A preliminary environmental report for the Wal-Mart Supercenter project said it would would pose a particular threat to Pacific Market, which is about the same size as Wal-Mart's proposed expansion and has 50 employees who earn an average of $15.32 an hour plus benefits.

"These are real job killers," Bennett said of Supercenters, "and they kill good jobs."

Wal-Mart says the store will add 85 new full- and part-time jobs. A recent study by Sonoma State University's Center for Regional Economic Analysis — commissioned by Pacific Market — said that local employers would lose between 105 and 211 jobs to Wal-Mart's competition.

Opponents say they have rallied a large crowd for Thursday night's meeting.

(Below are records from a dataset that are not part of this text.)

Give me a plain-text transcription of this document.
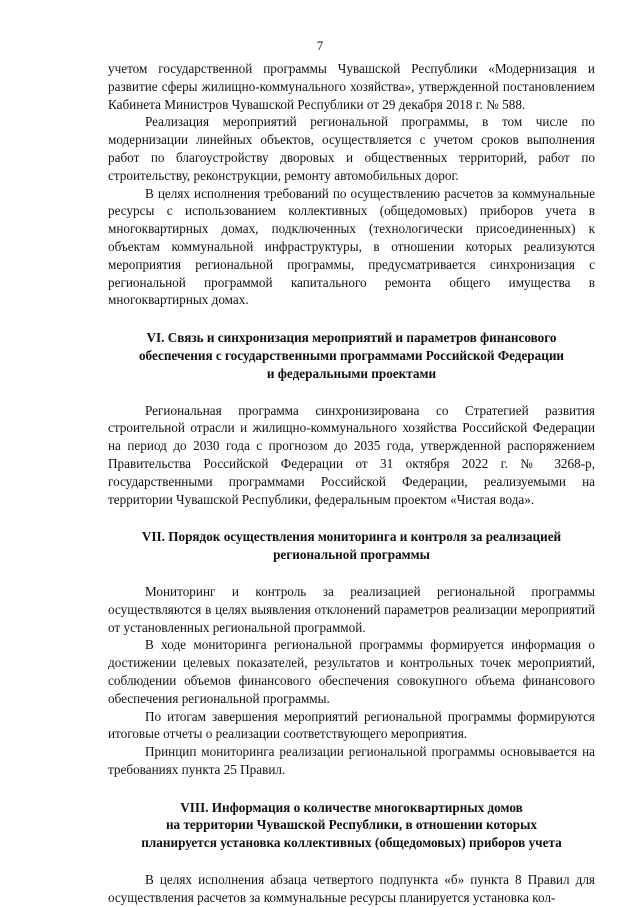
7

учетом государственной программы Чувашской Республики «Модернизация и развитие сферы жилищно-коммунального хозяйства», утвержденной постановлением Кабинета Министров Чувашской Республики от 29 декабря 2018 г. № 588.

Реализация мероприятий региональной программы, в том числе по модернизации линейных объектов, осуществляется с учетом сроков выполнения работ по благоустройству дворовых и общественных территорий, работ по строительству, реконструкции, ремонту автомобильных дорог.

В целях исполнения требований по осуществлению расчетов за коммунальные ресурсы с использованием коллективных (общедомовых) приборов учета в многоквартирных домах, подключенных (технологически присоединенных) к объектам коммунальной инфраструктуры, в отношении которых реализуются мероприятия региональной программы, предусматривается синхронизация с региональной программой капитального ремонта общего имущества в многоквартирных домах.

VI. Связь и синхронизация мероприятий и параметров финансового
обеспечения с государственными программами Российской Федерации
и федеральными проектами

Региональная программа синхронизирована со Стратегией развития строительной отрасли и жилищно-коммунального хозяйства Российской Федерации на период до 2030 года с прогнозом до 2035 года, утвержденной распоряжением Правительства Российской Федерации от 31 октября 2022 г. № 3268-р, государственными программами Российской Федерации, реализуемыми на территории Чувашской Республики, федеральным проектом «Чистая вода».

VII. Порядок осуществления мониторинга и контроля за реализацией
региональной программы

Мониторинг и контроль за реализацией региональной программы осуществляются в целях выявления отклонений параметров реализации мероприятий от установленных региональной программой.

В ходе мониторинга региональной программы формируется информация о достижении целевых показателей, результатов и контрольных точек мероприятий, соблюдении объемов финансового обеспечения совокупного объема финансового обеспечения региональной программы.

По итогам завершения мероприятий региональной программы формируются итоговые отчеты о реализации соответствующего мероприятия.

Принцип мониторинга реализации региональной программы основывается на требованиях пункта 25 Правил.

VIII. Информация о количестве многоквартирных домов
на территории Чувашской Республики, в отношении которых
планируется установка коллективных (общедомовых) приборов учета

В целях исполнения абзаца четвертого подпункта «б» пункта 8 Правил для осуществления расчетов за коммунальные ресурсы планируется установка кол-
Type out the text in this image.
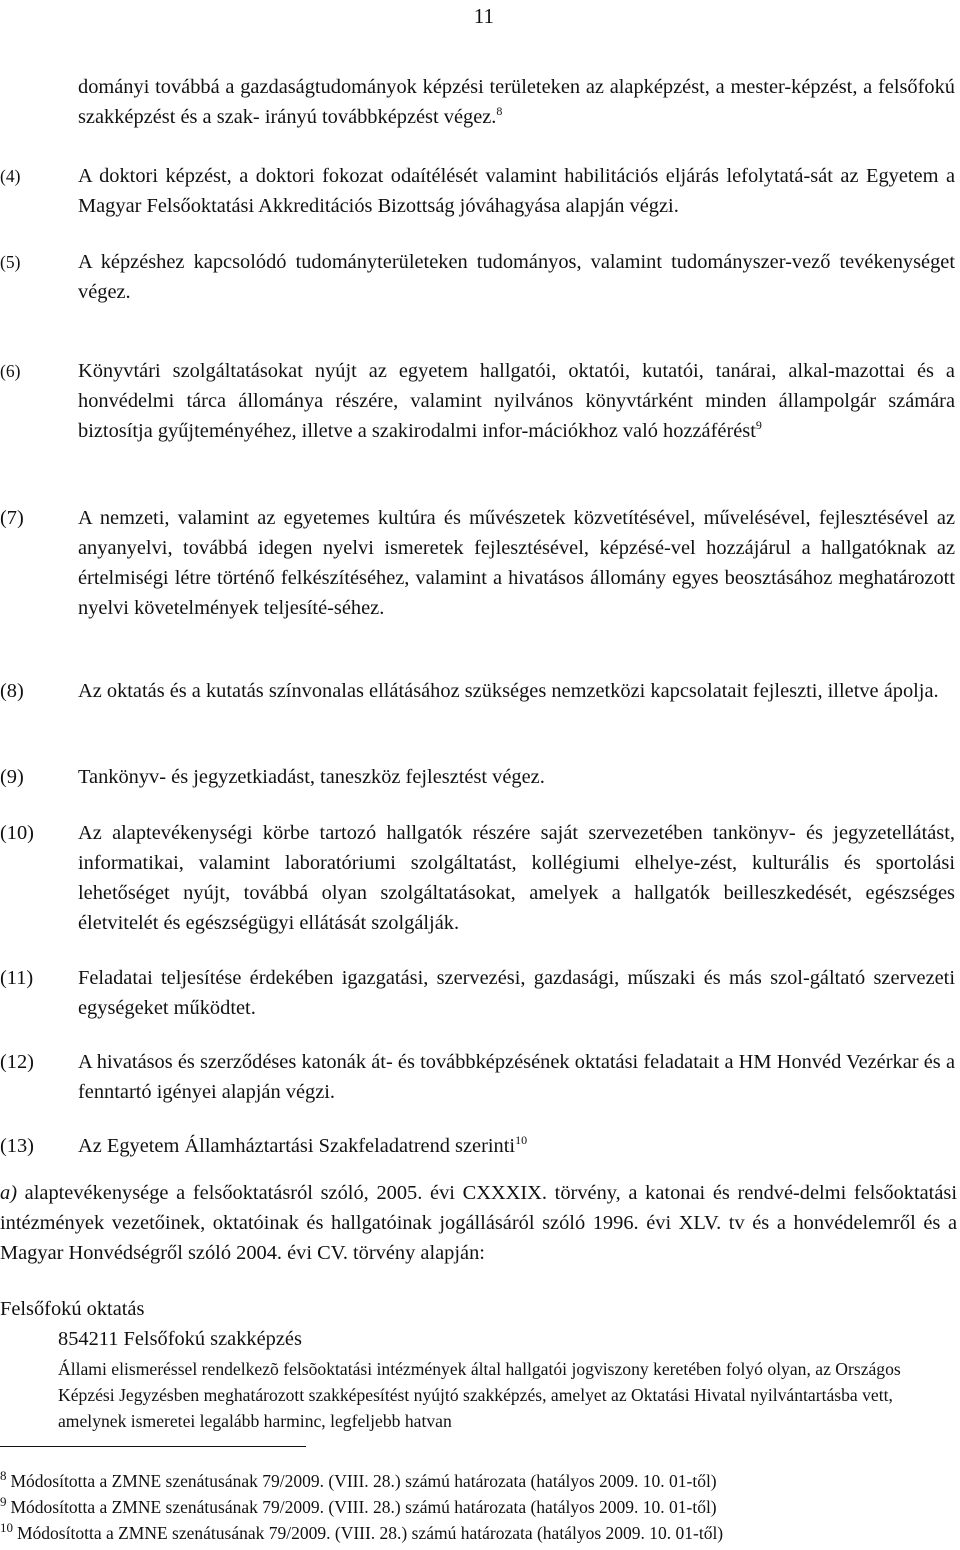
11
dományi továbbá a gazdaságtudományok képzési területeken az alapképzést, a mester-képzést, a felsőfokú szakképzést és a szak- irányú továbbképzést végez.$^8$
(4)	A doktori képzést, a doktori fokozat odaítélését valamint habilitációs eljárás lefolytatá-sát az Egyetem a Magyar Felsőoktatási Akkreditációs Bizottság jóváhagyása alapján végzi.
(5)	A képzéshez kapcsolódó tudományterületeken tudományos, valamint tudományszer-vező tevékenységet végez.
(6)	Könyvtári szolgáltatásokat nyújt az egyetem hallgatói, oktatói, kutatói, tanárai, alkal-mazottai és a honvédelmi tárca állománya részére, valamint nyilvános könyvtárként minden állampolgár számára biztosítja gyűjteményéhez, illetve a szakirodalmi infor-mációkhoz való hozzáférést$^9$
(7)	A nemzeti, valamint az egyetemes kultúra és művészetek közvetítésével, művelésével, fejlesztésével az anyanyelvi, továbbá idegen nyelvi ismeretek fejlesztésével, képzésé-vel hozzájárul a hallgatóknak az értelmiségi létre történő felkészítéséhez, valamint a hivatásos állomány egyes beosztásához meghatározott nyelvi követelmények teljesíté-séhez.
(8)	Az oktatás és a kutatás színvonalas ellátásához szükséges nemzetközi kapcsolatait fejleszti, illetve ápolja.
(9)	Tankönyv- és jegyzetkiadást, taneszköz fejlesztést végez.
(10) Az alaptevékenységi körbe tartozó hallgatók részére saját szervezetében tankönyv- és jegyzetellátást, informatikai, valamint laboratóriumi szolgáltatást, kollégiumi elhelye-zést, kulturális és sportolási lehetőséget nyújt, továbbá olyan szolgáltatásokat, amelyek a hallgatók beilleszkedését, egészséges életvitelét és egészségügyi ellátását szolgálják.
(11) Feladatai teljesítése érdekében igazgatási, szervezési, gazdasági, műszaki és más szol-gáltató szervezeti egységeket működtet.
(12) A hivatásos és szerződéses katonák át- és továbbképzésének oktatási feladatait a HM Honvéd Vezérkar és a fenntartó igényei alapján végzi.
(13) Az Egyetem Államháztartási Szakfeladatrend szerinti$^{10}$
a) alaptevékenysége a felsőoktatásról szóló, 2005. évi CXXXIX. törvény, a katonai és rendvé-delmi felsőoktatási intézmények vezetőinek, oktatóinak és hallgatóinak jogállásáról szóló 1996. évi XLV. tv és a honvédelemről és a Magyar Honvédségről szóló 2004. évi CV. törvény alapján:
Felsőfokú oktatás
854211 Felsőfokú szakképzés
Állami elismeréssel rendelkezõ felsõoktatási intézmények által hallgatói jogviszony keretében folyó olyan, az Országos Képzési Jegyzésben meghatározott szakképesítést nyújtó szakképzés, amelyet az Oktatási Hivatal nyilvántartásba vett, amelynek ismeretei legalább harminc, legfeljebb hatvan
$^8$ Módosította a ZMNE szenátusának 79/2009. (VIII. 28.) számú határozata (hatályos 2009. 10. 01-től)
$^9$ Módosította a ZMNE szenátusának 79/2009. (VIII. 28.) számú határozata (hatályos 2009. 10. 01-től)
$^{10}$ Módosította a ZMNE szenátusának 79/2009. (VIII. 28.) számú határozata (hatályos 2009. 10. 01-től)
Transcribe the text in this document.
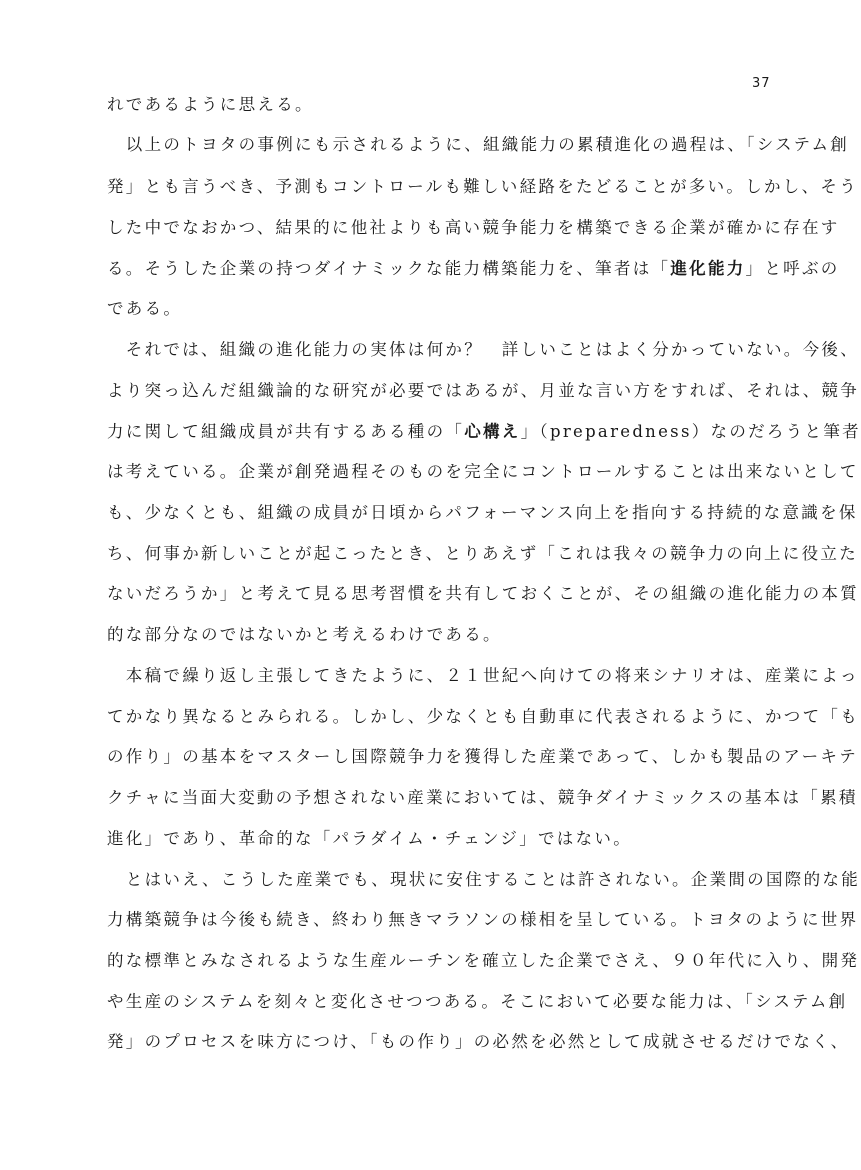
37
れであるように思える。
　以上のトヨタの事例にも示されるように、組織能力の累積進化の過程は、「システム創
発」とも言うべき、予測もコントロールも難しい経路をたどることが多い。しかし、そう
した中でなおかつ、結果的に他社よりも高い競争能力を構築できる企業が確かに存在す
る。そうした企業の持つダイナミックな能力構築能力を、筆者は「進化能力」と呼ぶの
である。
　それでは、組織の進化能力の実体は何か？　詳しいことはよく分かっていない。今後、
より突っ込んだ組織論的な研究が必要ではあるが、月並な言い方をすれば、それは、競争
力に関して組織成員が共有するある種の「心構え」（preparedness）なのだろうと筆者
は考えている。企業が創発過程そのものを完全にコントロールすることは出来ないとして
も、少なくとも、組織の成員が日頃からパフォーマンス向上を指向する持続的な意識を保
ち、何事か新しいことが起こったとき、とりあえず「これは我々の競争力の向上に役立た
ないだろうか」と考えて見る思考習慣を共有しておくことが、その組織の進化能力の本質
的な部分なのではないかと考えるわけである。
　本稿で繰り返し主張してきたように、２１世紀へ向けての将来シナリオは、産業によっ
てかなり異なるとみられる。しかし、少なくとも自動車に代表されるように、かつて「も
の作り」の基本をマスターし国際競争力を獲得した産業であって、しかも製品のアーキテ
クチャに当面大変動の予想されない産業においては、競争ダイナミックスの基本は「累積
進化」であり、革命的な「パラダイム・チェンジ」ではない。
　とはいえ、こうした産業でも、現状に安住することは許されない。企業間の国際的な能
力構築競争は今後も続き、終わり無きマラソンの様相を呈している。トヨタのように世界
的な標準とみなされるような生産ルーチンを確立した企業でさえ、９０年代に入り、開発
や生産のシステムを刻々と変化させつつある。そこにおいて必要な能力は、「システム創
発」のプロセスを味方につけ、「もの作り」の必然を必然として成就させるだけでなく、
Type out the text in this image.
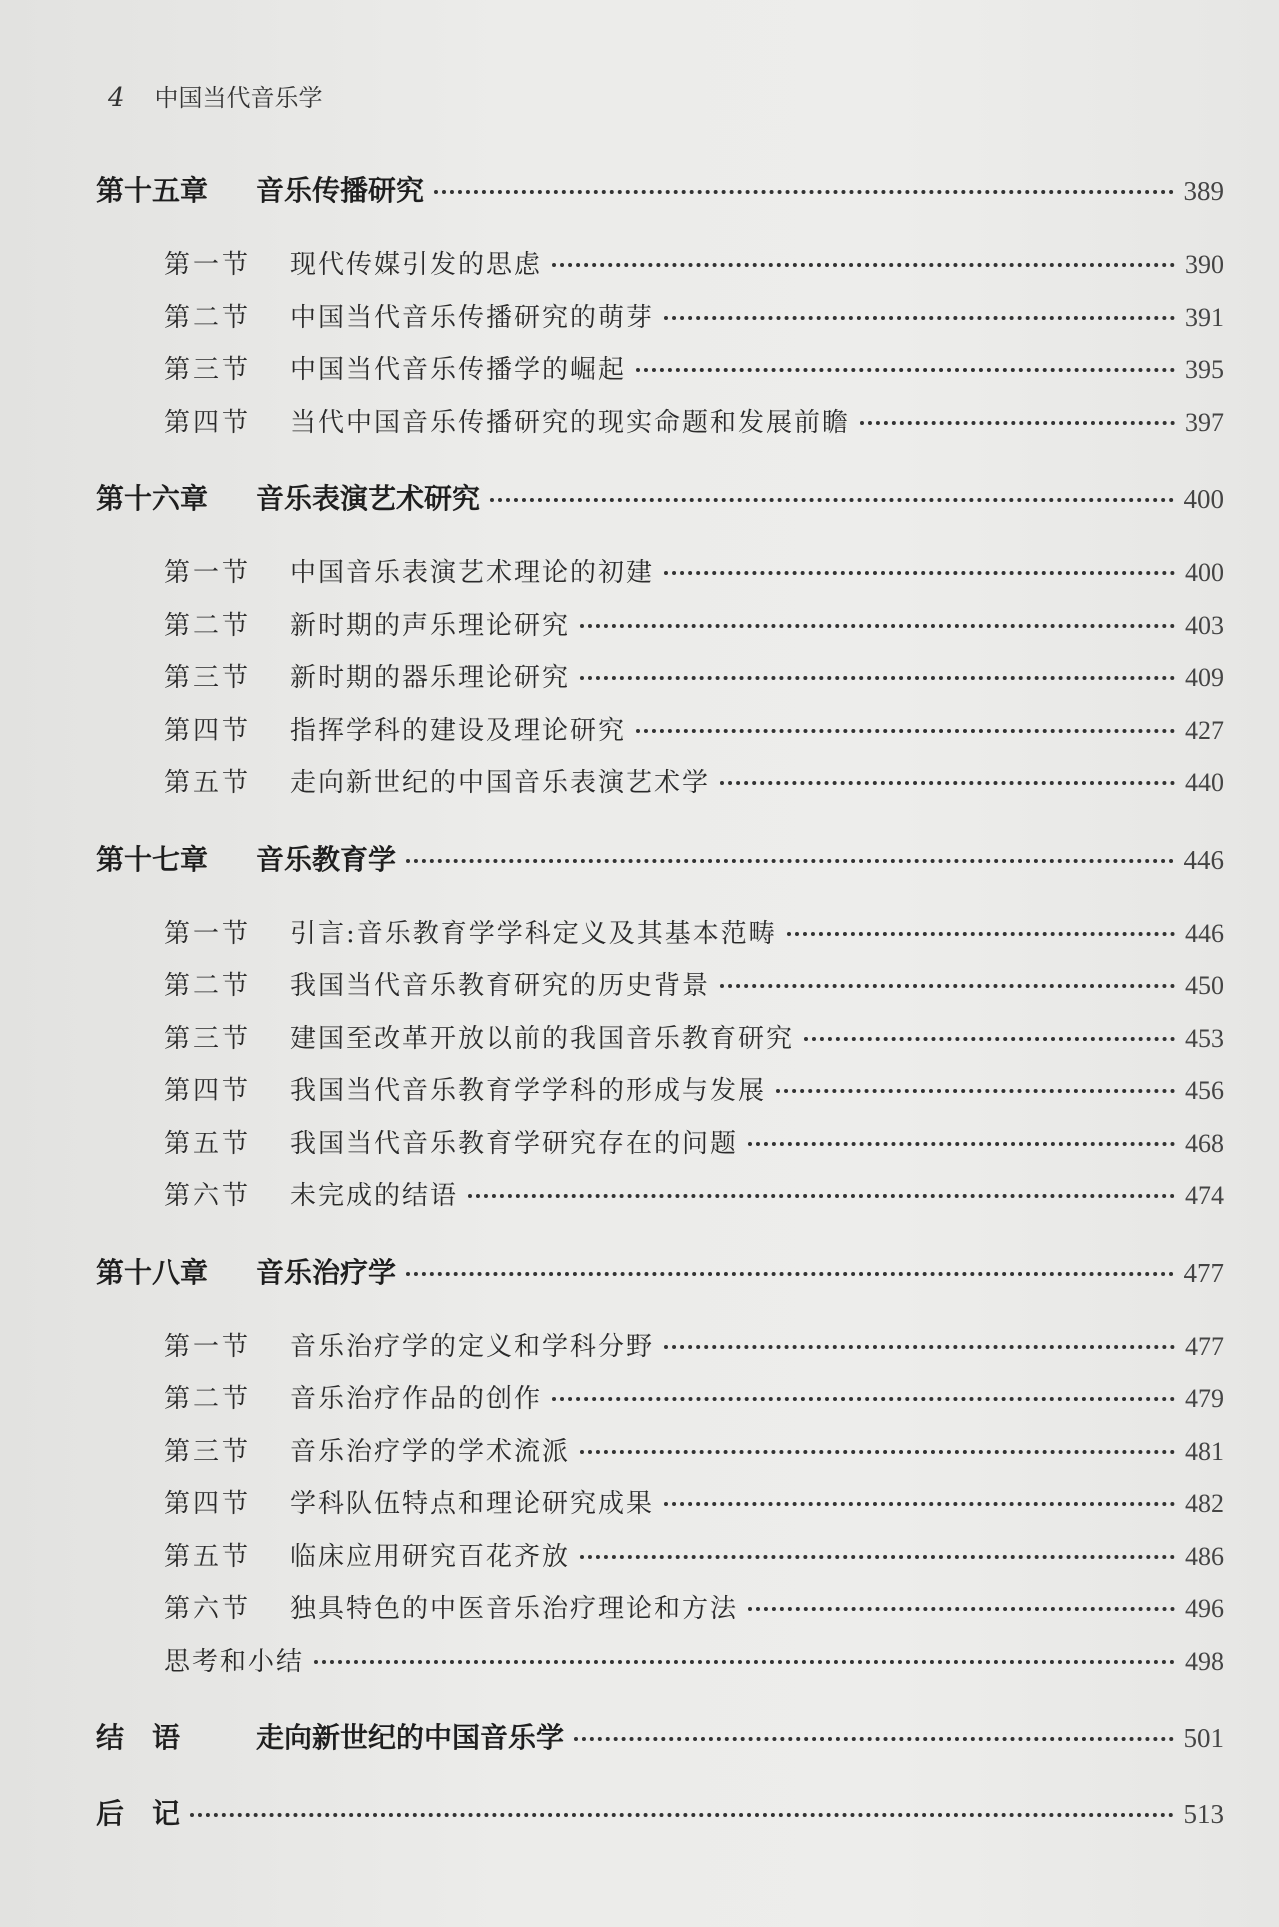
4 中国当代音乐学
第十五章	音乐传播研究	389
第一节	现代传媒引发的思虑	390
第二节	中国当代音乐传播研究的萌芽	391
第三节	中国当代音乐传播学的崛起	395
第四节	当代中国音乐传播研究的现实命题和发展前瞻	397
第十六章	音乐表演艺术研究	400
第一节	中国音乐表演艺术理论的初建	400
第二节	新时期的声乐理论研究	403
第三节	新时期的器乐理论研究	409
第四节	指挥学科的建设及理论研究	427
第五节	走向新世纪的中国音乐表演艺术学	440
第十七章	音乐教育学	446
第一节	引言:音乐教育学学科定义及其基本范畴	446
第二节	我国当代音乐教育研究的历史背景	450
第三节	建国至改革开放以前的我国音乐教育研究	453
第四节	我国当代音乐教育学学科的形成与发展	456
第五节	我国当代音乐教育学研究存在的问题	468
第六节	未完成的结语	474
第十八章	音乐治疗学	477
第一节	音乐治疗学的定义和学科分野	477
第二节	音乐治疗作品的创作	479
第三节	音乐治疗学的学术流派	481
第四节	学科队伍特点和理论研究成果	482
第五节	临床应用研究百花齐放	486
第六节	独具特色的中医音乐治疗理论和方法	496
思考和小结	498
结　语	走向新世纪的中国音乐学	501
后　记	513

"This is a very important issue for the community because this will determine to some degree the business landscape of Rohnert Park," said Ben Boyce, of Sonoma, a consultant to GoLocal Sonoma, a chapter of a national advocacy group for local businesses and economies.

"People are recognizing that it does make a difference if you support an ecology of local economics," Boyce said, citing the SSU study, which found that Pacific Market has 61 local and regional vendors who together employ about 4,000 people.

He said his group plans to also argue that Wal-Mart's grocery wouldn't equal more revenue for the cash-strapped city because food sales aren't taxed.

Wal-Mart has sponsored its own direct mail campaign, arguing the project will benefit the city and that its competitors should not be protected.

"Our city cannot afford to turn down jobs and economic development opportunities such as this," the company's flier says. "Wal-Mart should not be punished for the struggles faced by select Rohnert Park businesses who apparently want the city to shield them from competition."

In a sign of how divisive debates over big-box stores can be, the Rohnert Park Chamber of Commerce has not taken a position on the proposal.

"It's just a matter of a business decision," said Amy Ahanotu, chairman of the chamber's board of directors. "At this point we would rather let the process work itself through rather than taking sides.

"We are interested in businesses expansion" in general, he said, "it's just that it's not something that at this time needed to be addressed."